In the north of the city, the redevelopment of Granton Waterfront continues to draw scrutiny. The council-led regeneration project is expected to deliver roughly 3,500 new homes on the former gasworks site, alongside a primary school, community facilities and commercial space. The council owns the majority of the 140-acre site, and the first residential phases are projected to break ground before the end of 2026. Affordable housing advocates note that the mix of tenures, including a commitment to social rent properties, will be critical to whether the development relieves or sidesteps the existing waiting list pressure.
Jobs and the Local Economy
Beyond bricks and mortar, the council's Economic Strategy, published in 2023 and updated in early 2026, identifies five priority sectors: financial and business services, life sciences, creative industries, tourism and the low-carbon economy. The low-carbon strand is directly connected to infrastructure decisions: the council's heat network ambitions, which aim to connect public buildings and eventually residential areas to district heating supplied partly from waste heat sources, are expected to generate construction and engineering contracts running into the tens of millions of pounds over the next four years. Local procurement policies, which the council has committed to strengthening, are intended to direct a greater share of those contracts to Edinburgh-based firms and suppliers within the Lothians.

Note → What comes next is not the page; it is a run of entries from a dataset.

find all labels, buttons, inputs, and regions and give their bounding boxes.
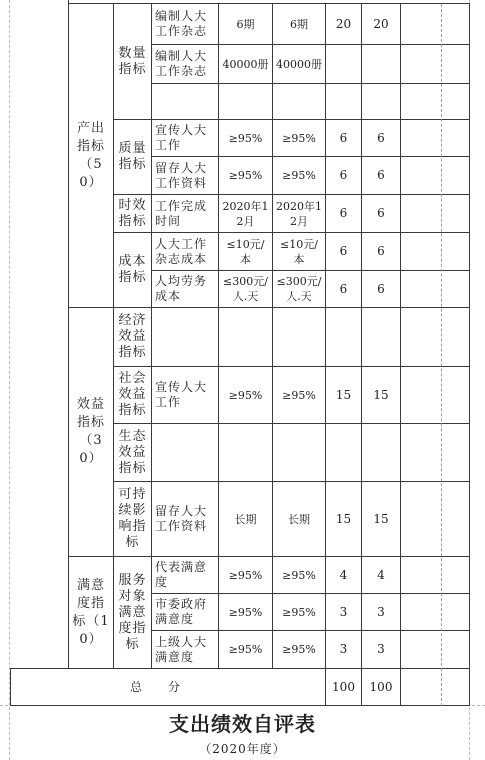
total-weight-text: 100 <box>332 679 355 694</box>
row-15-score <box>361 630 401 669</box>
row-5-remark <box>400 156 470 195</box>
total-score-text: 100 <box>369 679 393 694</box>
sub-cost-text: 成本指标 <box>118 254 147 285</box>
row-10-weight-text: 15 <box>335 387 352 402</box>
row-10-actual-text: ≥95% <box>282 388 316 402</box>
sub-quality <box>113 119 152 195</box>
row-8-actual-text: ≤300元/人.天 <box>276 275 322 303</box>
row-8-remark <box>400 270 470 308</box>
sub-time <box>113 194 152 233</box>
row-8-weight-text: 6 <box>339 281 348 296</box>
row-3-score <box>361 83 401 120</box>
row-10-score <box>361 366 401 424</box>
row-6-remark <box>400 194 470 233</box>
sub-quality-text: 质量指标 <box>118 141 147 172</box>
row-14-name-text: 市委政府满意度 <box>155 597 208 626</box>
total-remark <box>400 668 470 706</box>
row-15-weight <box>325 630 362 669</box>
row-4-actual <box>272 119 326 157</box>
row-2-remark <box>400 44 470 84</box>
row-4-score-text: 6 <box>377 130 385 145</box>
row-6-name-text: 工作完成时间 <box>155 198 208 228</box>
row-2-actual <box>272 44 326 84</box>
row-14-remark <box>400 593 470 631</box>
row-12-target-text: 长期 <box>234 512 257 526</box>
row-8-name <box>151 270 219 308</box>
row-14-target <box>218 593 273 631</box>
row-1-weight-text: 20 <box>335 16 352 31</box>
row-1-remark <box>400 3 470 45</box>
row-3-name <box>151 83 219 120</box>
row-6-target-text: 2020年12月 <box>222 199 269 228</box>
row-1-score-text: 20 <box>373 16 389 31</box>
row-15-score-text: 3 <box>377 642 385 656</box>
row-13-target-text: ≥95% <box>228 568 263 582</box>
row-4-weight-text: 6 <box>339 130 348 145</box>
row-11-score <box>361 423 401 482</box>
row-6-name <box>151 194 219 233</box>
row-10-actual <box>272 366 326 424</box>
row-14-name <box>151 593 219 631</box>
row-9-score <box>361 307 401 367</box>
row-9-remark <box>400 307 470 367</box>
row-8-actual <box>272 270 326 308</box>
row-6-score-text: 6 <box>377 206 385 220</box>
row-7-weight <box>325 232 362 271</box>
row-4-name-text: 宣传人大工作 <box>155 123 208 152</box>
row-9-name <box>151 307 219 367</box>
row-1-target-text: 6期 <box>236 17 255 31</box>
row-2-target-text: 40000册 <box>222 57 269 71</box>
row-13-actual <box>272 556 326 594</box>
row-12-score <box>361 481 401 557</box>
row-3-target <box>218 83 273 120</box>
row-15-name <box>151 630 219 669</box>
row-7-target <box>218 232 273 271</box>
row-4-target-text: ≥95% <box>228 131 263 145</box>
group-output-text: 产出指标（50） <box>76 120 105 190</box>
row-6-weight <box>325 194 362 233</box>
row-15-target <box>218 630 273 669</box>
row-6-actual-text: 2020年12月 <box>276 199 322 228</box>
row-10-remark <box>400 366 470 424</box>
row-8-score <box>361 270 401 308</box>
sub-ecological-text: 生态效益指标 <box>118 428 147 476</box>
row-7-actual <box>272 232 326 271</box>
sub-economic <box>113 307 152 367</box>
sub-quantity <box>113 3 152 120</box>
row-9-target <box>218 307 273 367</box>
row-5-score <box>361 156 401 195</box>
sub-social <box>113 366 152 424</box>
sub-sustainable-text: 可持续影响指标 <box>118 487 147 550</box>
row-11-remark <box>400 423 470 482</box>
row-12-target <box>218 481 273 557</box>
row-7-name <box>151 232 219 271</box>
row-7-score-text: 6 <box>377 244 385 258</box>
document-subtitle: （2020年度） <box>199 742 286 756</box>
row-15-actual <box>272 630 326 669</box>
row-8-target <box>218 270 273 308</box>
row-9-weight <box>325 307 362 367</box>
row-5-target <box>218 156 273 195</box>
sub-cost <box>113 232 152 308</box>
row-10-name-text: 宣传人大工作 <box>155 380 208 409</box>
sub-ecological <box>113 423 152 482</box>
row-4-score <box>361 119 401 157</box>
row-10-target-text: ≥95% <box>228 388 263 402</box>
row-11-target <box>218 423 273 482</box>
total-weight <box>325 668 362 706</box>
row-8-weight <box>325 270 362 308</box>
row-12-name <box>151 481 219 557</box>
row-13-target <box>218 556 273 594</box>
row-5-actual <box>272 156 326 195</box>
row-4-target <box>218 119 273 157</box>
row-8-name-text: 人均劳务成本 <box>155 274 208 303</box>
row-11-actual <box>272 423 326 482</box>
row-6-target <box>218 194 273 233</box>
total-label-text: 总分 <box>129 679 206 694</box>
row-6-score <box>361 194 401 233</box>
row-7-actual-text: ≤10元/本 <box>280 237 318 266</box>
row-2-weight <box>325 44 362 84</box>
row-5-score-text: 6 <box>377 168 385 182</box>
row-3-remark <box>400 83 470 120</box>
row-12-score-text: 15 <box>373 511 389 526</box>
row-4-name <box>151 119 219 157</box>
row-10-name <box>151 366 219 424</box>
row-10-score-text: 15 <box>373 387 389 402</box>
row-8-score-text: 6 <box>377 281 385 296</box>
row-4-weight <box>325 119 362 157</box>
row-11-name <box>151 423 219 482</box>
group-benefit <box>68 307 114 557</box>
row-2-score <box>361 44 401 84</box>
row-5-name-text: 留存人大工作资料 <box>155 160 208 190</box>
group-benefit-text: 效益指标（30） <box>76 397 105 466</box>
row-12-weight <box>325 481 362 557</box>
row-13-weight-text: 4 <box>339 567 348 582</box>
row-5-weight <box>325 156 362 195</box>
row-7-weight-text: 6 <box>339 244 348 258</box>
total-score <box>361 668 401 706</box>
row-15-actual-text: ≥95% <box>282 643 316 656</box>
row-12-weight-text: 15 <box>335 511 352 526</box>
row-12-actual <box>272 481 326 557</box>
row-9-actual <box>272 307 326 367</box>
row-14-actual <box>272 593 326 631</box>
row-13-remark <box>400 556 470 594</box>
group-satisfaction <box>68 556 114 669</box>
row-11-weight <box>325 423 362 482</box>
row-8-target-text: ≤300元/人.天 <box>223 275 268 303</box>
row-2-name <box>151 44 219 84</box>
row-15-remark <box>400 630 470 669</box>
row-12-name-text: 留存人大工作资料 <box>155 504 208 533</box>
row-1-name <box>151 3 219 45</box>
row-14-actual-text: ≥95% <box>282 605 316 619</box>
remark-guide-line <box>441 4 442 706</box>
group-satisfaction-text: 满意度指标（10） <box>72 577 110 647</box>
row-13-score <box>361 556 401 594</box>
row-7-name-text: 人大工作杂志成本 <box>155 236 208 266</box>
sub-time-text: 时效指标 <box>118 197 147 229</box>
row-4-remark <box>400 119 470 157</box>
row-1-name-text: 编制人大工作杂志 <box>155 9 208 38</box>
total-label <box>10 668 326 706</box>
row-1-score <box>361 3 401 45</box>
sub-service <box>113 556 152 669</box>
group-output <box>68 3 114 308</box>
left-margin-frame <box>10 0 69 669</box>
sub-sustainable <box>113 481 152 557</box>
row-3-weight <box>325 83 362 120</box>
row-2-name-text: 编制人大工作杂志 <box>155 49 208 78</box>
row-12-remark <box>400 481 470 557</box>
row-1-target <box>218 3 273 45</box>
row-13-name-text: 代表满意度 <box>155 560 208 589</box>
row-13-name <box>151 556 219 594</box>
row-14-score <box>361 593 401 631</box>
sub-social-text: 社会效益指标 <box>118 371 147 418</box>
document-title: 支出绩效自评表 <box>169 712 316 736</box>
row-14-weight-text: 3 <box>339 604 348 619</box>
row-13-weight <box>325 556 362 594</box>
sub-service-text: 服务对象满意度指标 <box>118 572 147 652</box>
row-15-weight-text: 3 <box>339 642 348 656</box>
row-12-actual-text: 长期 <box>288 512 310 526</box>
row-1-actual-text: 6期 <box>290 17 308 31</box>
sub-quantity-text: 数量指标 <box>118 45 147 77</box>
row-10-target <box>218 366 273 424</box>
row-4-actual-text: ≥95% <box>282 131 316 145</box>
row-2-actual-text: 40000册 <box>276 57 322 71</box>
row-5-name <box>151 156 219 195</box>
row-6-actual <box>272 194 326 233</box>
row-5-weight-text: 6 <box>339 168 348 182</box>
row-13-score-text: 4 <box>377 567 385 582</box>
sub-economic-text: 经济效益指标 <box>118 313 147 360</box>
row-5-actual-text: ≥95% <box>282 169 316 182</box>
row-13-actual-text: ≥95% <box>282 568 316 582</box>
row-3-actual <box>272 83 326 120</box>
row-5-target-text: ≥95% <box>228 169 263 182</box>
row-7-remark <box>400 232 470 271</box>
row-14-score-text: 3 <box>377 604 385 619</box>
row-7-target-text: ≤10元/本 <box>226 237 265 266</box>
row-1-actual <box>272 3 326 45</box>
row-1-weight <box>325 3 362 45</box>
row-14-target-text: ≥95% <box>228 605 263 619</box>
row-7-score <box>361 232 401 271</box>
row-15-target-text: ≥95% <box>228 643 263 656</box>
row-6-weight-text: 6 <box>339 206 348 220</box>
row-10-weight <box>325 366 362 424</box>
row-15-name-text: 上级人大满意度 <box>155 634 208 664</box>
row-14-weight <box>325 593 362 631</box>
row-2-target <box>218 44 273 84</box>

The council's 2026/27 revenue budget, agreed in February 2026, set council tax at Band D equivalent of £1,383 per year, a rise of roughly 8 percent on the previous year, partly to offset Scottish Government funding pressures. That increase directly affects householders. At the same time, the budget protected funding for core services including social care, libraries and waste collection, areas where any reduction would be felt immediately by residents who depend on them. Policy analysts note that Edinburgh faces the same structural tension affecting most Scottish councils: rising demand for services from an ageing and growing population, set against a funding formula that has not kept pace with that growth.
The next formal checkpoint is the council's mid-year budget review, expected in September 2026, when officers will report on whether capital projects are on schedule and whether revenue pressures have shifted. Residents can track approved capital project progress through the council's online project register, updated quarterly, and submit comments through the ward-level locality improvement plans that each of the 17 wards publishes annually.